Deputies from the Washoe County Sheriff’s Office freed a trapped bear near Lake Tahoe in California.
In a post on social media, posted by officials on May 28, a black bear was found trapped inside a car at a South Lake Tahoe residence.
The Incline Patrol officers who responded to the call put their heads together, and devised a plan for safely releasing the bear.
A deputy is seen in the video tying a yellow rope around the handle of the backseat car door and backing off to a safe distance. Hidden behind a large tree, the deputy pulls the rope on the backseat door to open it. A big brown bear jumps out.
Video shows the bear running off into woods. The video ends with photos of the interior of the vehicle, which has been heavily damaged by an obviously angry bear.
Officials said that spring is a time of activity for the Tahoe bear population. It’s a reminder to always be on guard when you are enjoying nature.
The Washoe County Sheriff’s Office has shared a few tips on how to prevent “unwelcome” bear visits.
Be aware of the presence of food packaging, coolers and scented products in your vehicle. Avoid leaving food inside cars. “Don’t leave trash outside. Dispose of it inside designated bear-proof receptacles (not near them),” the sheriff’s department said.
Above all else, “Do Not Feed the Bears!”
In the United States, bear attacks are rare. However, victims have been seriously injured or killed. There are guidelines from the National Park Service for encounters with bears, which may reduce the danger.
The National Park Service website says that “Your safety may depend on your abilities to calm down the bear.” Stay calm if a bear surprises you. If the bear is unaware of your existence, do not surprise it.
According to the guidelines, you should keep your distance and avoid shocking an animal. If it starts to pay attention to you, there are a few strategies you can use.

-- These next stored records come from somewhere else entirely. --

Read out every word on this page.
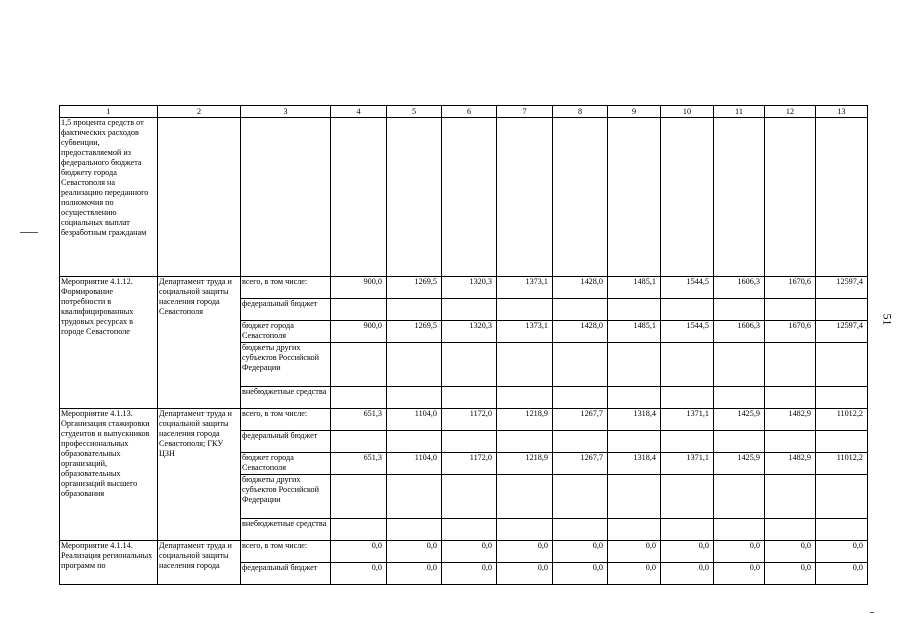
1	2	3	4	5	6	7	8	9	10	11	12	13
1,5 процента средств от фактических расходов субвенции, предоставляемой из федерального бюджета бюджету города Севастополя на реализацию переданного полномочия по осуществлению социальных выплат безработным гражданам												
Мероприятие 4.1.12. Формирование потребности в квалифицированных трудовых ресурсах в городе Севастополе	Департамент труда и социальной защиты населения города Севастополя	всего, в том числе:	900,0	1269,5	1320,3	1373,1	1428,0	1485,1	1544,5	1606,3	1670,6	12597,4
		федеральный бюджет										
		бюджет города Севастополя	900,0	1269,5	1320,3	1373,1	1428,0	1485,1	1544,5	1606,3	1670,6	12597,4
		бюджеты других субъектов Российской Федерации										
		внебюджетные средства										
Мероприятие 4.1.13. Организация стажировки студентов и выпускников профессиональных образовательных организаций, образовательных организаций высшего образования	Департамент труда и социальной защиты населения города Севастополя; ГКУ ЦЗН	всего, в том числе:	651,3	1104,0	1172,0	1218,9	1267,7	1318,4	1371,1	1425,9	1482,9	11012,2
		федеральный бюджет										
		бюджет города Севастополя	651,3	1104,0	1172,0	1218,9	1267,7	1318,4	1371,1	1425,9	1482,9	11012,2
		бюджеты других субъектов Российской Федерации										
		внебюджетные средства										
Мероприятие 4.1.14. Реализация региональных программ по	Департамент труда и социальной защиты населения города	всего, в том числе:	0,0	0,0	0,0	0,0	0,0	0,0	0,0	0,0	0,0	0,0
		федеральный бюджет	0,0	0,0	0,0	0,0	0,0	0,0	0,0	0,0	0,0	0,0
51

Stay calm if you are confronted by a bear. Speak in a low voice and gently move your arms to make the bear see you as a person and not prey. Avoid screams or sudden movements. Pick up any small children you have with you and prevent them from making loud noises or screaming, which the bear may mistakenly identify as a predator.
Bears will avoid you if you hike and travel in groups. Bears are intimidated by large groups. Make yourself appear as large as possible if you’re alone. You can do this by moving higher up.
Bears can climb up trees. Avoid running, or the bear may chase you. Standing your ground and moving slowly sideways away from the bear if it is stationary will make you appear less threatening.
It is important to never interfer with a mother bear and her cubs. If you think that a mother bear is a threat to her cubs then the likelihood of an attack increases.